By Brett Krantz & Alex Welsh

The short-term impacts of the COVID-19 pandemic on business are readily apparent—empty malls, shuttered restaurants and quiet assembly lines are prevalent. The effects of the coronavirus and the measures implemented to contain its spread have hit companies of all sizes hard. But when the “stay at home” orders expire and consumer confidence returns, what changes are here to stay?


Even before the current crisis began, the shift to remote work was underway. The COVID-19 pandemic and the attending “stay at home” orders issued by numerous states have rapidly accelerated that shift. The virtual conferencing service Zoom, for example, saw an explosion of regular users, growing from 10 million to 200 million almost overnight. It remains to be seen just how much distance working will be sustained after the economy fully reopens, but the Economist explains that “no one expects the amount of distance working ever again to be as low as it was before the virus hit.”

As remote work becomes more prevalent, it is important that both companies and their employees evolve. Organizations navigating this new way of working must adapt their approach to managing both individual employees and organizational culture. Companies’ infrastructure and policies must account for remote work issues involving cybersecurity threats and privacy concerns. Guidance from KJK’s Cybersecurity, Data Breach & Privacy Group on actions you should be taking is available here. There must also be a true focus on supporting work-life balance as those areas become even more intertwined. Mental health must be supported, and companies need to curate a positive work culture. Likewise, employees must understand the importance of documenting work, normalize video conferencing and learn to manage demands. KJK’s Labor & Employment Group can help you manage and support your human capital under these new circumstances.

Increased Debt Loads

When the crisis began, business debt was already “high and rising.” That debt load is only increasing as companies “scramble for funds to keep themselves running while profits evaporate.” The $13.5 trillion in corporate debt has been described as an “unexploded bomb,” with 40% or more of that debt at risk in the crisis. Morgan Stanley estimates that 1 in 6 companies does not have enough cash flow to cover the interest payments on their current debt. These are long-term issues, but to help you navigate this crisis in the short term, KJK has outlined various relief programs, including the Small Business Administration (SBA) Disaster Loan Program, the SBA Paycheck Protection Program, and the Treasury’s Main Street Lending Program. KJK will continue to keep you informed as the government looks to re-capitalize and extend these programs.

Even when we “return” to the new normal, for many businesses, priority number one is going to be to pay down debt. For many, this will be very difficult. For a few others, the crisis will present a business opportunity. Well capitalized lenders and cash-flush private equity investors, for example, may see a long-term payday. And well-positioned companies may be able to use the weakness of others’ balance sheets to acquire competitors. Likely regardless of what sector you’re in, as Allianz notes, “if you emerge from this, you will emerge to a landscape where a lot of your competitors have disappeared.”

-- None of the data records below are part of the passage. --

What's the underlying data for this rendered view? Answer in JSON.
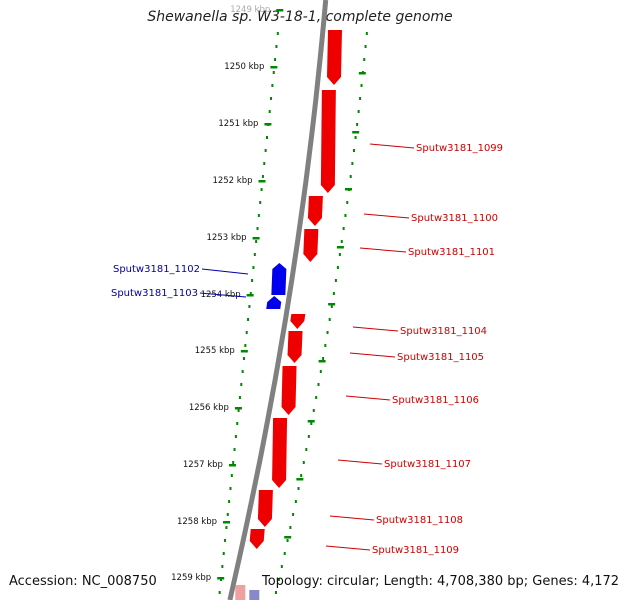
{
  "title": "Shewanella sp. W3-18-1, complete genome",
  "accession": "Accession: NC_008750",
  "topology": "Topology: circular; Length: 4,708,380 bp; Genes: 4,172",
  "colors": {
    "forward_gene": "#ee0000",
    "reverse_gene": "#0000ee",
    "forward_label": "#cc0000",
    "reverse_label": "#0000aa",
    "backbone": "#808080",
    "ruler": "#008800"
  },
  "ruler_ticks": [
    "1249 kbp",
    "1250 kbp",
    "1251 kbp",
    "1252 kbp",
    "1253 kbp",
    "1254 kbp",
    "1255 kbp",
    "1256 kbp",
    "1257 kbp",
    "1258 kbp",
    "1259 kbp"
  ],
  "genes": [
    {
      "label": "Sputw3181_1099",
      "strand": "forward"
    },
    {
      "label": "Sputw3181_1100",
      "strand": "forward"
    },
    {
      "label": "Sputw3181_1101",
      "strand": "forward"
    },
    {
      "label": "Sputw3181_1102",
      "strand": "reverse"
    },
    {
      "label": "Sputw3181_1103",
      "strand": "reverse"
    },
    {
      "label": "Sputw3181_1104",
      "strand": "forward"
    },
    {
      "label": "Sputw3181_1105",
      "strand": "forward"
    },
    {
      "label": "Sputw3181_1106",
      "strand": "forward"
    },
    {
      "label": "Sputw3181_1107",
      "strand": "forward"
    },
    {
      "label": "Sputw3181_1108",
      "strand": "forward"
    },
    {
      "label": "Sputw3181_1109",
      "strand": "forward"
    }
  ]
}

Another trend that has seen significant acceleration during the crisis is the shift toward digital commerce and online shopping. Indeed, ecommerce is up 25% as a result of the pandemic, which has acted as a “forcing function” pushing consumers to shop online. And the importance of ecommerce during the pandemic was underlined when the Cybersecurity and Infrastructure Security Agency amended its guidance on what constitutes an essential worker during a crisis to include ecommerce workers (“workers supporting ecommerce through distribution, warehouse, call center facilities, and other essential operational support functions”).

But will that trend continue after the pandemic subsides? The record drop in foot traffic suggests that it just might and may trigger a “second retail apocalypse” leaving less brick and mortar competition for digital merchants. Certainly, the organizations that have built up their ecommerce infrastructure in response to the crisis are unlikely to tear it down when retail stores reopen. The initial cost has already been borne, and companies will look to recoup or profit from that investment.

The shift to ecommerce has had some negative consequences, however. The pandemic has seen a rise in counterfeit products, drop-shipping and price gouging as the rush to meet the needs of panicking consumers came alongside a rush to capitalize on the same market forces. Websites have struggled to keep up with all the phantom products, counterfeit goods and items with unreasonable markups. And consumers new to ecommerce or desperate to find sanitizing spray, toilet paper and medical masks have been taken advantage of. This has damaged consumer trust and puts a premium on brand’s reputations. Brand protection should be a key part of every organization’s operational plan moving forward and KJK’s Brand Enforcement Group can help.

Supply Chain Lessons

Finally, one trend that may see a reversal as a result of the pandemic is the “just in time” logistics which resulted from cost-cutting in supply chains at the expense of flexibility and resiliency. As described by consulting firm Oxford Economics, the pandemic has “laid bare supply chain vulnerabilities and their impact on the world economy.” Efficiency and value are always important, but “the importance of supply chain resiliency has never been clearer.”

After the pandemic, companies should develop a comprehensive picture of their supply chain, digging down more deeply into suppliers’ suppliers. Understanding where the supply chain is vulnerable will enable organizations to identify alternative and backup suppliers, develop independent production capacity and amass stockpiles of critical elements.